Was it right? Was it wrong? Who is to say?

The governor is basically paying Hackney and Ferguson to chitchat business leaders, or “put out fires,” as Hackney described it. So he chitchatted Rogoff on a range of topics. Chitchat is chitchat. Hackney and Rogoff were, as they say in the PR business, “developing a relationship.” There are obvious reasons for them to do this.

Rogoff has been publicly connected  to discussions about the state budget since last fall. Nobody seemed concerned about her involvement then. The Alaska Republican Party has made a bit of a fuss of late, suggesting her association by marriage to the founder of The Carlyle Group might indeed pose a conflict of interest, given Carlyle is involved in helping to manage the permanent fund.

But the bigger problem would seem to center on how much weight is given Rogoff’s advice. Her business track record — “Alaska House” in New York, the Alaska Native Arts Foundation, Alaska Dispatch, and now the Alaska Dispatch News — is not good; all of these entities lost money.  She worried about it when I worked with her.

The Carlyle Group is another matter. It was founded by Rubenstein, Rogoff’s husband. He is a legitimate American success story and now one of the richest men in the country. His company appears to have done a commendable job in helping to manage the state investment fund many now want to tap for state operating revenue. Some might see a conflict of interest in Rogoff offering advice that could have something to do with a fund her husband’s business is paid to help manage.

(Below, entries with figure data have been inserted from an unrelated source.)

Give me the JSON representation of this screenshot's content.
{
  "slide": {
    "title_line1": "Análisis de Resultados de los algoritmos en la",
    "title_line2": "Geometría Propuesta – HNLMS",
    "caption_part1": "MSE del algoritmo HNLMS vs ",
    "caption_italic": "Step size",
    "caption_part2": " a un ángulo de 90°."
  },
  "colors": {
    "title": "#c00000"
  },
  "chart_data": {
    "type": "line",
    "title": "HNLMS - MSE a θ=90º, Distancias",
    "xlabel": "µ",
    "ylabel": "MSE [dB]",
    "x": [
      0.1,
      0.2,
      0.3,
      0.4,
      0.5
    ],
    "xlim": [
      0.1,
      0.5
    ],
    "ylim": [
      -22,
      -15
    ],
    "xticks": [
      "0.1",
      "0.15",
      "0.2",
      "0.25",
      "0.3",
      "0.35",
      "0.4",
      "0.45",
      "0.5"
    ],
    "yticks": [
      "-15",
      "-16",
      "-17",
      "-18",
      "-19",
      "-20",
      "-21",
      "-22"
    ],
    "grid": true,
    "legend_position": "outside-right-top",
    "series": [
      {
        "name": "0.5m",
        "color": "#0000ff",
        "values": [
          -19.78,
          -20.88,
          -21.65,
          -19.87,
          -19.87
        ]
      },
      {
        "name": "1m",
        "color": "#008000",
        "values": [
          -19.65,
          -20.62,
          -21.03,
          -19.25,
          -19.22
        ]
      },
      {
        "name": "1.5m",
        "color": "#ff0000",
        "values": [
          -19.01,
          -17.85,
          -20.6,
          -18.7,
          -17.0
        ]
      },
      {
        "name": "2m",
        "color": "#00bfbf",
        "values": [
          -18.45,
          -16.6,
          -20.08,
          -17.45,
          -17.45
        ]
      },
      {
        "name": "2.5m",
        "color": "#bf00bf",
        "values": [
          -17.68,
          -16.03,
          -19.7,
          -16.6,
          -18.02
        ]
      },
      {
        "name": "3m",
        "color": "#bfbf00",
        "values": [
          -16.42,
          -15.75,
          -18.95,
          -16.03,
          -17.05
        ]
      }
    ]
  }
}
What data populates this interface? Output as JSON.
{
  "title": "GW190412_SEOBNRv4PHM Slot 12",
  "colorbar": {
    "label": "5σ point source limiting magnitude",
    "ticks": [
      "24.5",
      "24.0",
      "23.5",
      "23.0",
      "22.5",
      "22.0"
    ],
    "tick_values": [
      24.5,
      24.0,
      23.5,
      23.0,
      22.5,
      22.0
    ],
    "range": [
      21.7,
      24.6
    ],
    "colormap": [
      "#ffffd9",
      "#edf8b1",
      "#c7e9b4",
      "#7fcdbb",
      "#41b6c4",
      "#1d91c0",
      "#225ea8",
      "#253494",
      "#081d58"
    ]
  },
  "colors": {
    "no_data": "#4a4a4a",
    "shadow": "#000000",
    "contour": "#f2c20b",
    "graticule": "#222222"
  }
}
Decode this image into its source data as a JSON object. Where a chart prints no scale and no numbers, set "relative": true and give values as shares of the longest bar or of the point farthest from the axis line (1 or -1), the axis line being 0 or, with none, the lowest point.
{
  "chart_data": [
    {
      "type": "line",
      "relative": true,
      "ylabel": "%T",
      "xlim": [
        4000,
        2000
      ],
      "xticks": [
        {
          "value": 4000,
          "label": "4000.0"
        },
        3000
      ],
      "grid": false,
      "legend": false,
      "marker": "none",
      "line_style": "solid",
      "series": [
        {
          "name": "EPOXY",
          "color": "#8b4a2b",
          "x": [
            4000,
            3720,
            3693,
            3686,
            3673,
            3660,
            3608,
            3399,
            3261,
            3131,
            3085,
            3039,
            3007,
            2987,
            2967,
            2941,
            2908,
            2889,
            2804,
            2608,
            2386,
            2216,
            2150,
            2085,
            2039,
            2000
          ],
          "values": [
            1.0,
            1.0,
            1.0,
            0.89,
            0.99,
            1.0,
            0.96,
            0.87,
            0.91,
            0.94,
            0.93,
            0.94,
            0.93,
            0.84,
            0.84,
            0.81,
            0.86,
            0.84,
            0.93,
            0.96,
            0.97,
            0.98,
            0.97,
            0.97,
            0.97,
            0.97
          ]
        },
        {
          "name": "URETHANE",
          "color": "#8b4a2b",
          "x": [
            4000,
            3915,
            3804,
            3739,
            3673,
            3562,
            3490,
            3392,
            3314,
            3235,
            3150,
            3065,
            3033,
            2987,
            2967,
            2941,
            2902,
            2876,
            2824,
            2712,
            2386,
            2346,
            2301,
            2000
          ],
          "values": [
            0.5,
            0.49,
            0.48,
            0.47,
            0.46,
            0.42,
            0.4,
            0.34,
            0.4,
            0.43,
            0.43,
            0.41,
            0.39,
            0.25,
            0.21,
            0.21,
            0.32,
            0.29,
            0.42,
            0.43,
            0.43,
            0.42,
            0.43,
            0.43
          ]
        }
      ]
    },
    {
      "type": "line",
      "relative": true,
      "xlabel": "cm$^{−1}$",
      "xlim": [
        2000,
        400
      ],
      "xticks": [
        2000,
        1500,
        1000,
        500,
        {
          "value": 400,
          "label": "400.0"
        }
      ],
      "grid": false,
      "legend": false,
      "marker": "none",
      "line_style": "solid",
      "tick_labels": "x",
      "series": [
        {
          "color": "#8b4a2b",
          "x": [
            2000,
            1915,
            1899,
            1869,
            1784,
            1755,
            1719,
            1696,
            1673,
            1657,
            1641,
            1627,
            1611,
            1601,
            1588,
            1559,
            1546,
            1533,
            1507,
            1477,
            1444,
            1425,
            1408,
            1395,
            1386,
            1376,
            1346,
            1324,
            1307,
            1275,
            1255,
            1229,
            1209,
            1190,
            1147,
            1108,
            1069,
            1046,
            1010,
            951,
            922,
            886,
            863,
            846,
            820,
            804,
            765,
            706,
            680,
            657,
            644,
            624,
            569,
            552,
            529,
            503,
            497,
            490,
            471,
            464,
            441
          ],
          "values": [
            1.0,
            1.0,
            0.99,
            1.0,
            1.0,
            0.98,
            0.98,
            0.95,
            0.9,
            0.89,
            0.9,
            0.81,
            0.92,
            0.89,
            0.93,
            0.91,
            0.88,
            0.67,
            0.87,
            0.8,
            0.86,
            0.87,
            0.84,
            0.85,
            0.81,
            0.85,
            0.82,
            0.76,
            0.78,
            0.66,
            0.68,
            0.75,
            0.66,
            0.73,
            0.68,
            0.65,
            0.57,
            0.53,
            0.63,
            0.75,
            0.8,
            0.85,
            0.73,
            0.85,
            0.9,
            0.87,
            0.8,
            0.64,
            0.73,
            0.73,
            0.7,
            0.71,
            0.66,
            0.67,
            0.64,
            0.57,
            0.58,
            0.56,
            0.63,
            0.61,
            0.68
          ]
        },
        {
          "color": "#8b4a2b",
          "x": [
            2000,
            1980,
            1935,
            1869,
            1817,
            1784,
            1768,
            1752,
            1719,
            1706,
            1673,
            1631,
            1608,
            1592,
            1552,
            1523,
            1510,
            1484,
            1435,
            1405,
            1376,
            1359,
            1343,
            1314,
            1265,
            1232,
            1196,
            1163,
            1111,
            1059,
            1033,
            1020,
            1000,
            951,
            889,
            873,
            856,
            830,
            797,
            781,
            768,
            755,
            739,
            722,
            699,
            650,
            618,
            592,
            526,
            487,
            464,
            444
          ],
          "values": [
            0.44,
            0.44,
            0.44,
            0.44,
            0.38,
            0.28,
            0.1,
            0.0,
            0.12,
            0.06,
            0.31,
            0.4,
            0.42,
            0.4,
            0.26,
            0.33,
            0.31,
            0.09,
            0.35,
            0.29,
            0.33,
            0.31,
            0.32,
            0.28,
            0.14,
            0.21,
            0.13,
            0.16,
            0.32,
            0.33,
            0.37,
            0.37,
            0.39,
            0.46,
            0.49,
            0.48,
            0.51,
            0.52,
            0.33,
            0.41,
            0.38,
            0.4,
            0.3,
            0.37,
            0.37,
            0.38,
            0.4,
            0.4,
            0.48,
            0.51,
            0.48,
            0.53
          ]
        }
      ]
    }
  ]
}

But it’s not like the Rubensteins are tight. She lives in Alaska. He lives on the East Coast. They are only rarely together.

All indications are that she is way, way more interested in what goes on in far-off Alaska than he. Rogoff is legitimately in love with rural parts of the state and with rural Alaskans; of this one core Rogoff belief I am confident. I spent a lot of time talking to her about this over the course of five years or so.

A helping soul

If I had to guess at her role behind the scenes, and one can only guess at what happens there, I’d suspect Rogoff is trying her best to protect the interests of rural Alaska at a time when there is likely to be a fight over almost every dollar the state spends. And rural Alaska needs the help.

Overall, the state spreads a lot more cash in urban areas than rural areas, but on a per capita basis, the spending tilts toward remote locations where schools, health care, aid to families with dependent children, energy assistance and everything else is expensive.

I am confident that in her heart Rogoff believes that the best way to ensure enough money continues flowing toward rural Alaska to keep people alive is to maneuver toward that end behind the scenes. And Walker, who came to power with a promise of transparency, seems to have bought into the idea that government done in secret is the most efficient government.

No can argue against the efficiency of governing in secret, but it is politically dangerous in a democracy. It risks fueling a public revolt that could topple any effort to reshape state government into an economically sustainable entity.

I have no doubt that there have been some “pretty fiery conversations,” as Hackney describes them, in some of the governor’s private meetings between the interests on either side of the tax-and-spending divide. But they have happened in private.

Packaging everything up afterward and announcing a plan leaves the public unaware of what went on in those fiery meetings and worse — far worse — suspicious of what compromises were made. A suspicious electorate is not going to help things.

Alaska is $3.5 billion in the red. It needs a majority of those who believe in the state to honestly and openly work together to solve the state’s big economic problem. Alaskans need to form a solid team. A solid team can only be built around trust. Sadly, the behavior of those who want to do things down in the rabbit warren where no one can see them undermines trust.